Christie’s tried to sell a Brancusi like a luxury perfume
And reminded us of exactly what is wrong with the art market.
By Carrie Scott
The art world is stuck between a rock and a hard place. Sales are down, and people seem to value the arts less and less as we launch ourselves further and further into this performative dystopia. Collectively, we need to work out how to get people to care about art again. And we need them to care in the way they care about their handbags and their celebrities and their TikTok stars. But if we try to advertise fine art by using the same language we use to sell luxury goods, then I am afraid we are missing the point entirely.
Which is why this Nicole Kidman times Brancusi advert for last night’s Christie’s sale has (maybe) flopped. I don’t think we should blame them for trying - it’s the only language they understand.

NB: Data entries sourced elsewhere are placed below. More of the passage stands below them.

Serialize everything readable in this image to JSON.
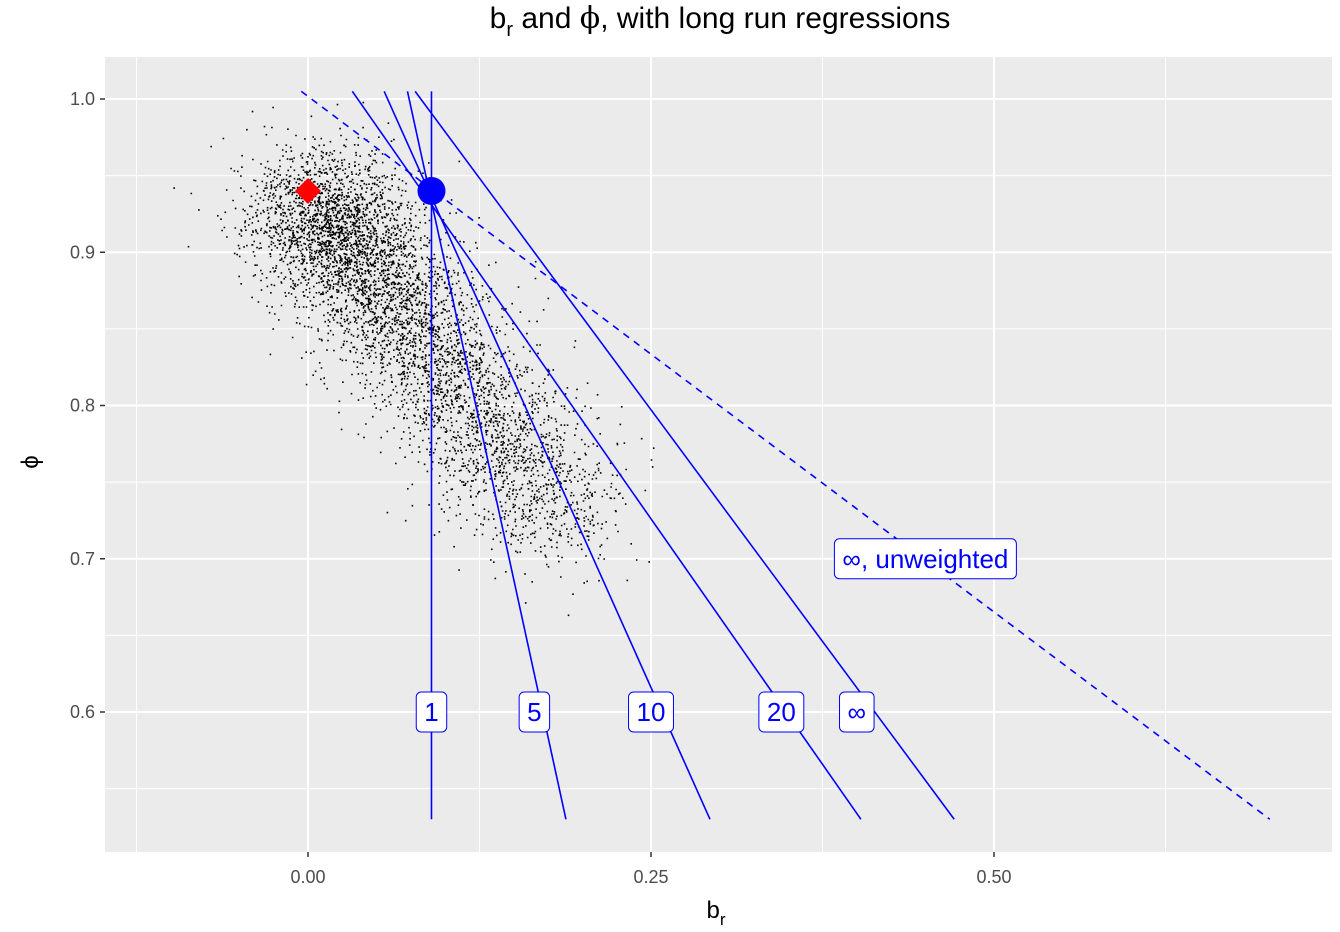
{
  "chart_data": {
    "type": "scatter",
    "title": {
      "main": "b",
      "sub": "r",
      "rest1": " and ",
      "phi": "ϕ",
      "rest2": ", with long run regressions"
    },
    "xlabel": {
      "main": "b",
      "sub": "r"
    },
    "ylabel": "ϕ",
    "xlim": [
      -0.145,
      0.74
    ],
    "ylim": [
      0.51,
      1.025
    ],
    "x_ticks": [
      0.0,
      0.25,
      0.5
    ],
    "x_tick_labels": [
      "0.00",
      "0.25",
      "0.50"
    ],
    "y_ticks": [
      0.6,
      0.7,
      0.8,
      0.9,
      1.0
    ],
    "y_tick_labels": [
      "0.6",
      "0.7",
      "0.8",
      "0.9",
      "1.0"
    ],
    "grid": true,
    "panel_background": "#ebebeb",
    "scatter": {
      "n_points": 5000,
      "color": "#000000",
      "description_center": [
        0.0,
        0.94
      ]
    },
    "marker_red": {
      "x": 0.0,
      "y": 0.94,
      "color": "#ff0000",
      "shape": "diamond"
    },
    "marker_blue": {
      "x": 0.09,
      "y": 0.94,
      "color": "#0000ff",
      "shape": "circle"
    },
    "lines": [
      {
        "name": "1",
        "x0": 0.09,
        "y0": 1.005,
        "x1": 0.09,
        "y1": 0.53,
        "style": "solid",
        "label": "1",
        "label_x": 0.09,
        "label_y": 0.6
      },
      {
        "name": "5",
        "x0": 0.0725,
        "y0": 1.005,
        "x1": 0.188,
        "y1": 0.53,
        "style": "solid",
        "label": "5",
        "label_x": 0.165,
        "label_y": 0.6
      },
      {
        "name": "10",
        "x0": 0.0555,
        "y0": 1.005,
        "x1": 0.293,
        "y1": 0.53,
        "style": "solid",
        "label": "10",
        "label_x": 0.25,
        "label_y": 0.6
      },
      {
        "name": "20",
        "x0": 0.0323,
        "y0": 1.005,
        "x1": 0.403,
        "y1": 0.53,
        "style": "solid",
        "label": "20",
        "label_x": 0.345,
        "label_y": 0.6
      },
      {
        "name": "inf",
        "x0": 0.0781,
        "y0": 1.005,
        "x1": 0.471,
        "y1": 0.53,
        "style": "solid",
        "label": "∞",
        "label_x": 0.4,
        "label_y": 0.6
      },
      {
        "name": "inf-unweighted",
        "x0": -0.0049,
        "y0": 1.005,
        "x1": 0.701,
        "y1": 0.53,
        "style": "dashed",
        "label": "∞, unweighted",
        "label_x": 0.45,
        "label_y": 0.7
      }
    ],
    "line_color": "#0000ff"
  }
}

Let me back up half a second. The auction included a remarkable Brancusi that was part of S.I. Newhouse’s personal collection. As the co-owner of the Condé Nast media empire, Newhouse was a leading figure in American cultural life, and basically invented modern day glossy advertising. So I totally understand why we ended up with what feels like a perfume advertisement as our campaign for the auction. But it falls down so incredibly flat because the team here totally forgot that art isn’t a luxury good. It’s essential. The over financialisation of the art market turned art into an asset, which has meant, we’ve TOTALLY forgotten why art matters in the first place. And what we need to do is remind everyone of the real value of art.
This Brancusi sculpture is valuable because Brancusi paired sculpture back almost to the point of abstraction. Not all the way, but just to the very edge of reality. And the impact of this, reverberates across art history. Brancusi worked directly with the material, direct carving into his stone, as opposed to the significantly more common practice at the time of making a model to be cast or executed by others. And so often his work communicated the idea of something rather than the appearance. Take Bird In Space, where the notion of flight itself appears, rather than the appearance of a particular bird. Or look at The Kiss. It’s the simplified union of these two figures, of male and female coming together, that makes us see something essential, something truthful, something about the human condition and about the material, the block of stone itself.
The Solomon R. Guggenheim Foundation Peggy Guggenheim Collection, Venice, 1976. © 2023 Artists Rights Society (ARS), New York/ADAGP, Paris
Constantin Brancusi, The Kiss, 1916, limestone, 58.4 x 33.7 x 25.4 cm (Philadelphia Museum of Art)
Some will argue that the advert is a booming success because we’re all talking about it. And in this attention economy, that’s a result. It doesn’t matter if we hate it. We’re engaging.
And yet, I think this was a huge missed opportunity. Studio 11F - the multi-disciplinary creative studio that was commissioned by Christie’s or Newhouse’s estate to make this film could have done more. Director Stephen Tyler, who won an award for this documentary short exploring the world of night shift workers, should have and absolutely could have asked Nicole to sit with that sculpture. To look at it. To describe what she sees as a woman who has had to sculpt her face and her image for decades. I think we would have had an unparalleled result, one that shows the total profound human effect of art on our hearts and souls. We would have seen way art holds up a mirror to society. Instead, they missed the mark entirely and let her dance around this sculpture like it’s as passing a concern as Coty’s next fragrance.
Team. Come on! Let’s do better.
And yet, maybe it’s me that has this all wrong. The Brancusi sold last night and it fetched $107.6 million, a 50 percent increase from the Romanian sculptor’s previous auction high. So maybe the commercial worked. Maybe it’s responsible for attracting a new collector into that room. Maybe I’m the odd man out here.
In seriously great timing, Pace Gallery just announced that they now globally represent The Constantin Brancusi Estate. I wonder what they make of the ad? Will it bring in new buyers for Brancusi or continue to alienate people from the art world?